U kunt de maanden invullen wanneer het Zomer en Winter seizoen starten en eindigen. Bij het inplannen van een werkorder zal het systeem dan automatisch een herinnering geven wanneer het tijd is om de banden te wisselen.

Zet een vinkje bij de optie Profielcondities bijhouden als u wilt dat het systeem een indicatie geeft bij welke profieldiepte een band vervangen moet worden. U kunt hier dan het aantal millimeters invullen wanneer een profiel veilig of onveilig is. Dit kan apart voor zomer en winterbanden.

Daarnaast zijn er een aantal opties van de bandenmanager die u aan of uit kunt vinken.

Door de optie Merk banden bijhouden aan te vinken kunt u in de bandenmanager het merk van de opgeslagen banden invoeren. Dit maakt het makkelijker om ze in de opslag terug te kunnen vinden.

Zet een vinkje bij de optie Opslaglocatie handmatig kunnen invullen wanneer u de locatie handmatig wilt invullen in plaats van moeten selecteren uit een lijst.

Met de optie Opslaglocatie verplicht invullen kunt u het verplicht maken voor gebruikers om bij het invoeren van banden verplicht de locatie in te moeten vullen.

Met de optie OK / NOK controle uitzetten kan het verplicht moeten invullen of de banden OK zijn worden uitgezet.

Met de opties Uit opslag opmerking vullen en Opslag opmerking vullen kunt u gebruikers verplichten om een opmerking in te moeten vullen bij het uit de opslag halen of het in de opslag stoppen van banden. Met deze opties uitgevinkt is een opmerking optioneel.
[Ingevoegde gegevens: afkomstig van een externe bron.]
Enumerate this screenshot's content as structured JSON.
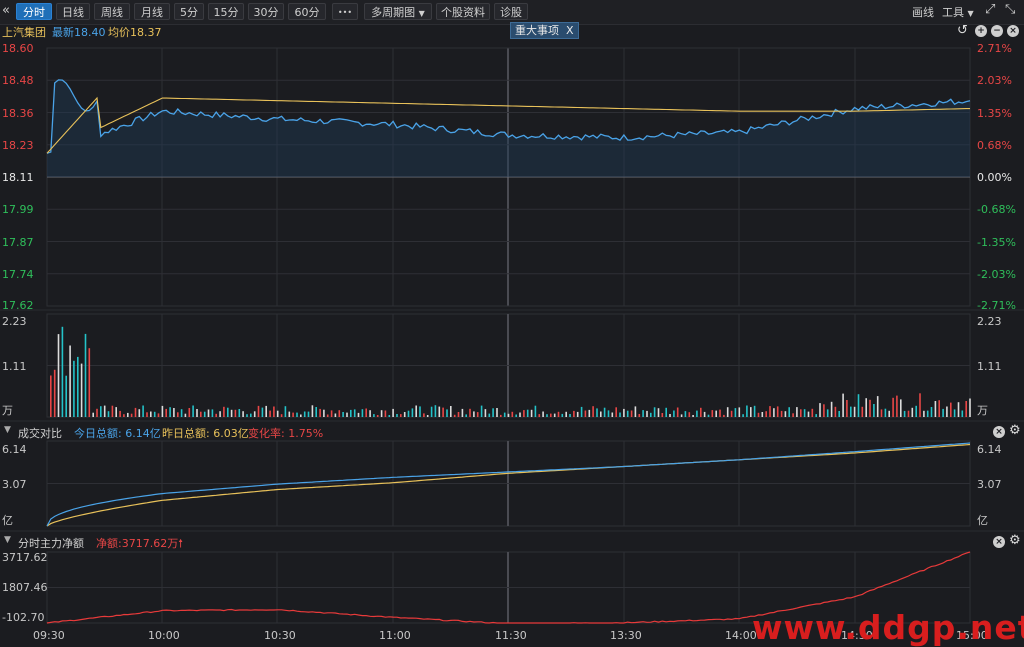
{
  "toolbar": {
    "back_icon": "«",
    "tabs": [
      "分时",
      "日线",
      "周线",
      "月线",
      "5分",
      "15分",
      "30分",
      "60分"
    ],
    "more": "•••",
    "multi_period": "多周期图",
    "profile": "个股资料",
    "diagnose": "诊股",
    "draw": "画线",
    "tools": "工具",
    "expand_icon": "expand-icon",
    "collapse_icon": "collapse-icon"
  },
  "quote": {
    "name": "上汽集团",
    "latest_label": "最新18.40",
    "avg_label": "均价18.37",
    "event_tag": "重大事项",
    "event_close": "X"
  },
  "price_axis": {
    "left": [
      "18.60",
      "18.48",
      "18.36",
      "18.23",
      "18.11",
      "17.99",
      "17.87",
      "17.74",
      "17.62"
    ],
    "right": [
      "2.71%",
      "2.03%",
      "1.35%",
      "0.68%",
      "0.00%",
      "-0.68%",
      "-1.35%",
      "-2.03%",
      "-2.71%"
    ]
  },
  "volume_axis": {
    "labels": [
      "2.23",
      "1.11",
      "万"
    ]
  },
  "compare": {
    "title": "成交对比",
    "today": "今日总额: 6.14亿",
    "yesterday": "昨日总额: 6.03亿",
    "change": "变化率: 1.75%",
    "axis": [
      "6.14",
      "3.07",
      "亿"
    ]
  },
  "mainflow": {
    "title": "分时主力净额",
    "net": "净额:3717.62万",
    "axis": [
      "3717.62",
      "1807.46",
      "-102.70"
    ]
  },
  "time_axis": [
    "09:30",
    "10:00",
    "10:30",
    "11:00",
    "11:30",
    "13:30",
    "14:00",
    "14:30",
    "15:00"
  ],
  "watermark": "www.ddgp.net",
  "colors": {
    "price": "#4aa3e8",
    "avg": "#e8c15a",
    "up": "#e84646",
    "down": "#2fbf5b",
    "vol_up": "#e84646",
    "vol_down": "#24c2c8",
    "flow": "#e83a3a"
  },
  "chart_data": [
    {
      "type": "line",
      "title": "",
      "x": [
        "09:30",
        "10:00",
        "10:30",
        "11:00",
        "11:30",
        "13:30",
        "14:00",
        "14:30",
        "15:00"
      ],
      "series": [
        {
          "name": "最新",
          "values": [
            18.2,
            18.36,
            18.33,
            18.31,
            18.27,
            18.26,
            18.28,
            18.37,
            18.4
          ]
        },
        {
          "name": "均价",
          "values": [
            18.2,
            18.41,
            18.4,
            18.39,
            18.38,
            18.37,
            18.36,
            18.36,
            18.37
          ]
        }
      ],
      "ylim": [
        17.62,
        18.6
      ]
    },
    {
      "type": "line",
      "title": "成交对比",
      "x": [
        "09:30",
        "10:00",
        "10:30",
        "11:00",
        "11:30",
        "13:30",
        "14:00",
        "14:30",
        "15:00"
      ],
      "series": [
        {
          "name": "今日总额",
          "values": [
            0.0,
            2.4,
            3.1,
            3.6,
            4.0,
            4.4,
            4.9,
            5.5,
            6.14
          ]
        },
        {
          "name": "昨日总额",
          "values": [
            0.0,
            1.9,
            2.7,
            3.2,
            3.9,
            4.4,
            4.9,
            5.4,
            6.03
          ]
        }
      ],
      "ylim": [
        0,
        6.14
      ]
    },
    {
      "type": "line",
      "title": "分时主力净额",
      "x": [
        "09:30",
        "10:00",
        "10:30",
        "11:00",
        "11:30",
        "13:30",
        "14:00",
        "14:30",
        "15:00"
      ],
      "series": [
        {
          "name": "主力净额",
          "values": [
            -102.7,
            560,
            620,
            200,
            -140,
            -90,
            120,
            1300,
            3717.62
          ]
        }
      ],
      "ylim": [
        -102.7,
        3717.62
      ]
    }
  ]
}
In het veld Afdrukken kunt u aangeven op welk formaat de labels en de bandenpas moeten worden afgedrukt.



Bandenpas

In het tabblad Bandenpas kunt u de voorwaarden ingeven die gelden voor klanten bij het gebruik van de bandenpas.



Vinkjes

In het tabblad Vinkjes kunt u een aantal opties van het venster Werkorder uitschakelen. Wanneer u een optie in dit tabblad aanvinkt wordt die optie niet meer weergegeven in nieuwe en bestaande werkorders.




Gebruiker +

In het tabblad Gebruiker + staan een aantal opties waarmee u gebruikers met dat rechtenprofiel extra rechten kunt geven. Hiermee kunt u het rechtenprofiel Gebruiker + volledig naar uw eigen wensen configureren.


Tgiggers

Door triggers in te stellen zorgt u dat in werkorders met het selecteren van bepaalde bewerkingen altijd de optie Interne opdracht, APK, of Bandenwissel automatisch wordt aangevinkt. Hiermee voorkomt u dat het aanvinken van een optie per ongeluk vergeten wordt. Kijk voor meer informatie op de pagina Triggers.